An object: its traces, silhouette, the shadow it throws.
Form follows function; culture extracts from nature. Ornamentation, decoration, accumulation, then—radical abstraction.

Sunah Choi’s latest body of work is characterized by a push-and-pull between addition and subtraction. Deceivingly Minimalistic, the works on view merge material austerity with the codified richness of a thickly woven allegorical tapestry. The exhibition’s titular Kólla, Greek for glue, is the etymological root for the term collage—a creative device that Choi understands to go beyond the mere act of pasting images together to point to new meanings. Instead, she asserts that collaging—of natural forms, cultural markers, man-made designs—exists in a constant loop of patterns, repeated, emulated, and reproduced, enveloping us in our everyday urban surroundings. The installation Loop I – IV, positioned at the entrance to the gallery, could be approached as a visual pun, an exercise in distilling a flow of reproductions into a sculptural piece.

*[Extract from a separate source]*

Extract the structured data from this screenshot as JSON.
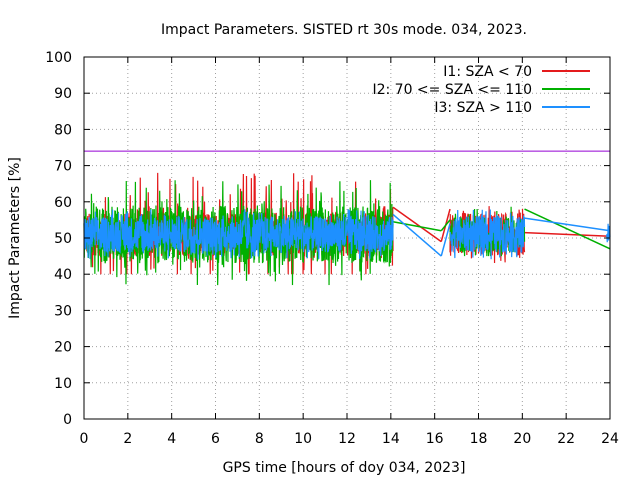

Inside the gallery, the works on view build on the processes that have long informed Choi’s practice, both contextually—capturing physical manifestations of cultural phenomena—as well as formally: The artist often expands on analog techniques of drawing with light and photographing without a camera.

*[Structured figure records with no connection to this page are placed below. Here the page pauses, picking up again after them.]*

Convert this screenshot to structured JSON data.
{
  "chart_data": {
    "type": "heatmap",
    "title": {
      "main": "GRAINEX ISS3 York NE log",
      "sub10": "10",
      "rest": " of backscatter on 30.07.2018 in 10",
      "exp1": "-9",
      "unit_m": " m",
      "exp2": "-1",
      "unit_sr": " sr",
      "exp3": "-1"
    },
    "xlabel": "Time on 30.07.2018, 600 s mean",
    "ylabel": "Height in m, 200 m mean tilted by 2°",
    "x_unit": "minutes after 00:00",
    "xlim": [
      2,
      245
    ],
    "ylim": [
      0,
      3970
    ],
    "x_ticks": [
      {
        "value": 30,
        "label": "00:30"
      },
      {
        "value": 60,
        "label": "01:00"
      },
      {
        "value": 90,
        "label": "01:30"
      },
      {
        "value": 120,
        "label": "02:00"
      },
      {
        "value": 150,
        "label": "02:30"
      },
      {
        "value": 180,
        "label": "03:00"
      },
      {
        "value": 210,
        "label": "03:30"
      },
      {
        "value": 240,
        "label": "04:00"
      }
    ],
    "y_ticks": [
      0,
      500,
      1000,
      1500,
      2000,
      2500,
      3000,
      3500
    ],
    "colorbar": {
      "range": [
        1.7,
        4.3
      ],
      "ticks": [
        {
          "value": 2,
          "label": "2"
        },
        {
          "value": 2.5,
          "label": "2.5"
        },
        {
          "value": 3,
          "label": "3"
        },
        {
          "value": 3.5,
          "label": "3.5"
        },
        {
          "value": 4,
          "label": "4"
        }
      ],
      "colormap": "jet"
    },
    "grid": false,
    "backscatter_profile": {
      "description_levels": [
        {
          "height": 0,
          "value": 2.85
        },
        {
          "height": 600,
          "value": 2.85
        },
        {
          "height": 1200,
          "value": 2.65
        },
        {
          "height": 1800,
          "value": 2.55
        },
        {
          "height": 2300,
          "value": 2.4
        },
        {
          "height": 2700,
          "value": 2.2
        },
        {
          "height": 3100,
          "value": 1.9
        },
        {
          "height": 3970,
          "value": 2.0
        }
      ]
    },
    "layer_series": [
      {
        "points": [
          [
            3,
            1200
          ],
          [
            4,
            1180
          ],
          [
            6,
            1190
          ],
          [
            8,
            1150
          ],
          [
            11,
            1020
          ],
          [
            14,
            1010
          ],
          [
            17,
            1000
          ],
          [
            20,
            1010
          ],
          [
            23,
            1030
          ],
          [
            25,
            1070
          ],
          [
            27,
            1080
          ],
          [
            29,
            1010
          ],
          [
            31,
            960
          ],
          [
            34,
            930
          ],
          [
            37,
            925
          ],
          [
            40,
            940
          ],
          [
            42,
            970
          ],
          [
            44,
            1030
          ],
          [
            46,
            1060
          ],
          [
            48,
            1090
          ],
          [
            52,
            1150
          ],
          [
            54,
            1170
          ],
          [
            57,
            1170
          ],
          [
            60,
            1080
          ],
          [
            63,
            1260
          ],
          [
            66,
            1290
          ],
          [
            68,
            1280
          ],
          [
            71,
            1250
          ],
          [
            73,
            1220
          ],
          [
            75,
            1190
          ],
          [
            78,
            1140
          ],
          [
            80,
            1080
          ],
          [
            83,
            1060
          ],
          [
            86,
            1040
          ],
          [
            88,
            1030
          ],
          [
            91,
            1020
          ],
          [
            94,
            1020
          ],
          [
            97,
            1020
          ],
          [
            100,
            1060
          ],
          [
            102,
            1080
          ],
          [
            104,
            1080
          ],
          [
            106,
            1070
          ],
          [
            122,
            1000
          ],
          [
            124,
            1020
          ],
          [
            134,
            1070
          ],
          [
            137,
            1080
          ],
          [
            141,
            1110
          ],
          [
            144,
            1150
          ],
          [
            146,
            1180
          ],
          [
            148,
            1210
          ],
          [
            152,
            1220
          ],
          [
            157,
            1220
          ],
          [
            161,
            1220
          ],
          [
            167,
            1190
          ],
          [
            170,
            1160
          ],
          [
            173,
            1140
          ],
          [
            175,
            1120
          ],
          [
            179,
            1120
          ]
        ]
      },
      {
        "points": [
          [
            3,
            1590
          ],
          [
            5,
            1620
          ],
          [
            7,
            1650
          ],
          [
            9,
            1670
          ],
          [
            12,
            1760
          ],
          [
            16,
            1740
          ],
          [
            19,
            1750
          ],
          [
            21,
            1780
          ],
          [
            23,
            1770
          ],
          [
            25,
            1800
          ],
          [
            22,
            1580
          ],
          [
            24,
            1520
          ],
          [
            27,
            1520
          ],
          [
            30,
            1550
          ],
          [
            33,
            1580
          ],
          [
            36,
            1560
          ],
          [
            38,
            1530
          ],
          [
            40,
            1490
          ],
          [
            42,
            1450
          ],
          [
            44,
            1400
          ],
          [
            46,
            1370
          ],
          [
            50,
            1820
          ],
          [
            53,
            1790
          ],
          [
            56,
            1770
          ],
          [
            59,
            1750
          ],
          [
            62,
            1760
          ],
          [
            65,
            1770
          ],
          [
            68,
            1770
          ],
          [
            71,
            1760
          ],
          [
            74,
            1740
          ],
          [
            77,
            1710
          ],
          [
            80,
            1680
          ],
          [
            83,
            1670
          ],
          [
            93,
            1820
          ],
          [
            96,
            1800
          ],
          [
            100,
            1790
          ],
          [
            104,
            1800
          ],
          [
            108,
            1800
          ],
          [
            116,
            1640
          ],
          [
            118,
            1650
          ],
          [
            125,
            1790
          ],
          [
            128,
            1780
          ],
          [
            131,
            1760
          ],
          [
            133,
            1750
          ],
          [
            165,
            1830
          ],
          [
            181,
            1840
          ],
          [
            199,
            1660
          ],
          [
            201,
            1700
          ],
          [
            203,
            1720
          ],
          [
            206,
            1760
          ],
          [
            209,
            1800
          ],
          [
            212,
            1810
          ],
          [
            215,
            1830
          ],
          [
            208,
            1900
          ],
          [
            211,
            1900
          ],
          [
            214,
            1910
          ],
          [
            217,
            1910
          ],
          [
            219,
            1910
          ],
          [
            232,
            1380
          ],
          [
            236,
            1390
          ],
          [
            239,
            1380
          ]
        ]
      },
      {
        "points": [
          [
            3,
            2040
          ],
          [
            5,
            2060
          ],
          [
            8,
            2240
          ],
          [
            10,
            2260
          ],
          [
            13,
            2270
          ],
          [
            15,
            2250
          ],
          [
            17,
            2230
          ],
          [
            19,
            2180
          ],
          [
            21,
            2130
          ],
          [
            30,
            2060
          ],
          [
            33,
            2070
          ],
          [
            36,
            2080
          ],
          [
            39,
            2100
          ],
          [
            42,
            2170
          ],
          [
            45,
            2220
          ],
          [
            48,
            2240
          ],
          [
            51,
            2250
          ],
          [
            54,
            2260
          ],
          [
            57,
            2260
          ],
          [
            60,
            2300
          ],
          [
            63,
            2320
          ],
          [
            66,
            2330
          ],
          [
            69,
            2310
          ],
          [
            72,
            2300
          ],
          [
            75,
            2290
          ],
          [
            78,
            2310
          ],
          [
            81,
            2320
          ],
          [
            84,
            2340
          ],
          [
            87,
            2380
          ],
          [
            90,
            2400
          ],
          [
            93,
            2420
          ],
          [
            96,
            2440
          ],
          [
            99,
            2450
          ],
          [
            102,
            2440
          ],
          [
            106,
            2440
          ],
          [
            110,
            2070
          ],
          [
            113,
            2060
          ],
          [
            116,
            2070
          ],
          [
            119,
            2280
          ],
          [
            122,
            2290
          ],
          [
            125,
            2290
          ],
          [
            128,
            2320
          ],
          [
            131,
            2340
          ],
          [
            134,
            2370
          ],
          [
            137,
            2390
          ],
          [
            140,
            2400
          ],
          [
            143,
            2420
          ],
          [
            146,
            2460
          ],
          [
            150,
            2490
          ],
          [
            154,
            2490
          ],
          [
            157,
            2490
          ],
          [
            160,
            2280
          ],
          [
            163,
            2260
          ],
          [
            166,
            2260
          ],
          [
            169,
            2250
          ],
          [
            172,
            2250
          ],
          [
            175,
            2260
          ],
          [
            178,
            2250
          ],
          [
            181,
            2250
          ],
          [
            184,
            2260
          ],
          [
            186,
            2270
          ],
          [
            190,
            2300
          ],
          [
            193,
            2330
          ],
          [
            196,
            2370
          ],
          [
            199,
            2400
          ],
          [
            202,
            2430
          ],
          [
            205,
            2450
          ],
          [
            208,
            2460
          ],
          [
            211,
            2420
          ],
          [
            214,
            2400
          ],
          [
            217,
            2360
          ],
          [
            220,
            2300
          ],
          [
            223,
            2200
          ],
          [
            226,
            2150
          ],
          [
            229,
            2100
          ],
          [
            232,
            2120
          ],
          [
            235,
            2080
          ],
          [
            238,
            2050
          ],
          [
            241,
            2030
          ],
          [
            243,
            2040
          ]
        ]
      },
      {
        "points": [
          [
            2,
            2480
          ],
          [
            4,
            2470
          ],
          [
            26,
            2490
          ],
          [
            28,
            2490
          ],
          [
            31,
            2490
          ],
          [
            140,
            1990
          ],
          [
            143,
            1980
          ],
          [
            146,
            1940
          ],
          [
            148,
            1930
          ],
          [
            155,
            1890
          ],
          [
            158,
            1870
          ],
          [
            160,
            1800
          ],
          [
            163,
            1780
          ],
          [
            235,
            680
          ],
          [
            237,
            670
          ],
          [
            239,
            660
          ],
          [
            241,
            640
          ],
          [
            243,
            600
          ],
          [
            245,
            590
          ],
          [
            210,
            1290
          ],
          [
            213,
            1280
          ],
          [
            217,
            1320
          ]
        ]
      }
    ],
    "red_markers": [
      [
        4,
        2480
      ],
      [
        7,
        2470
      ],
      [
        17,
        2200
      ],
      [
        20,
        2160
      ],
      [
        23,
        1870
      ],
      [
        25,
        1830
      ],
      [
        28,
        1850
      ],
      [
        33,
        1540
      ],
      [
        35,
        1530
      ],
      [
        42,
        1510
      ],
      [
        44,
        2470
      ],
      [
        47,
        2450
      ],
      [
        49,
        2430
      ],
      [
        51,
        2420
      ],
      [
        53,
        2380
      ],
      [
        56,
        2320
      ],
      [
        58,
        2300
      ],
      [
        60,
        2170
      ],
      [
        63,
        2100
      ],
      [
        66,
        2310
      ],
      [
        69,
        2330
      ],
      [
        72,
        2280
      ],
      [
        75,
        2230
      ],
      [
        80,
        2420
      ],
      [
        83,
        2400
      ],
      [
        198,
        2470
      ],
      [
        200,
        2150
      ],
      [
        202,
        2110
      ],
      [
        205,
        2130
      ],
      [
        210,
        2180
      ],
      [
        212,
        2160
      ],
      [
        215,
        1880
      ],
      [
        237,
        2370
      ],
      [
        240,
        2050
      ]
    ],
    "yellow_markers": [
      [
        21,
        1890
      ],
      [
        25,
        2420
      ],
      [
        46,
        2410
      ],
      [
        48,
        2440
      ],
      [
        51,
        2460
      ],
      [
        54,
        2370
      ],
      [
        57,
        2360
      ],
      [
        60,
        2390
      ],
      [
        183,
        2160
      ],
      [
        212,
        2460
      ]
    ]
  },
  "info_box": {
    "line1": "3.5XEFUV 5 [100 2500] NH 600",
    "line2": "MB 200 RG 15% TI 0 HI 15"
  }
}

Here, Choi uses the century-old technique of the photogram for a series of wall-mounted works on Baryta paper. The black-and-white photograms appear to be populated by abstract patterns. Yet the negative images they depict are the result of a meticulous process in which the artist retraces, with ink on transparency, shapes she either finds in nature (leaves, wood bark, the cracks between a mound of foliage) or derives from patterns that have been inspired by nature, like camouflage or arabesques. Some formations, on the other hand, are left entirely to chance, created by dripping ink on transparency, and then blowing air on it. Layering several transparencies in a single photogram, Choi creates a palimpsest of visual references and then exposes the paper to light, thus “gluing” them together into a “collage.”

But there’s also an ideological collage at work. It is embodied by Choi’s fusion of influences ranging from Oceanic cutout patterns, traditional Korean Munjado—decorative pictographs that illustrate the eight virtues of Confucius—to the fathers of the Neues Sehen movement, and Surrealism. A rhomboid sculpture hangs from the ceiling, dividing the gallery space like a fence. Titled Diamond (After Magritte), it is a blown-up steel version of a detail in Magritte’s 1926 painting Les épaves de l’ombre, in which the painter posits this enigmatic shape at the heart of a mountainous landscape mysteriously populated by cutout wooden ornaments, feathers, and what appears to be the remnants of a green parrot. While in the painting, the rhomboid’s grid is broken up by feathers, in her hanging sculpture, Choi repeats the leaf patterns that are found in her photograms to give shape to the grid’s voids.

 

The steel-and-brick sculpture provisorisch stabil (provisionally stable) follows a self-imposed constriction: As she collected and recorded forms found in urban environments, Choi noted their dimensions. Electricity boxes, phone cable boxes, trash cans—these are some of the deconstructed rectangular shapes repeated in this work, all held together in careful balance by another rectangle, a standard building brick.

In Timeline, a sculpture hanging in a separate room, climbing rope threads horizontal lines through a steel rectangle in a form reminiscent of a notebook or staves. Another rope creates irregular graph-like peaks and drops within the frame. Were the traces of one’s actions, one’s movements, or story, to be represented on a timeline, what would that look like?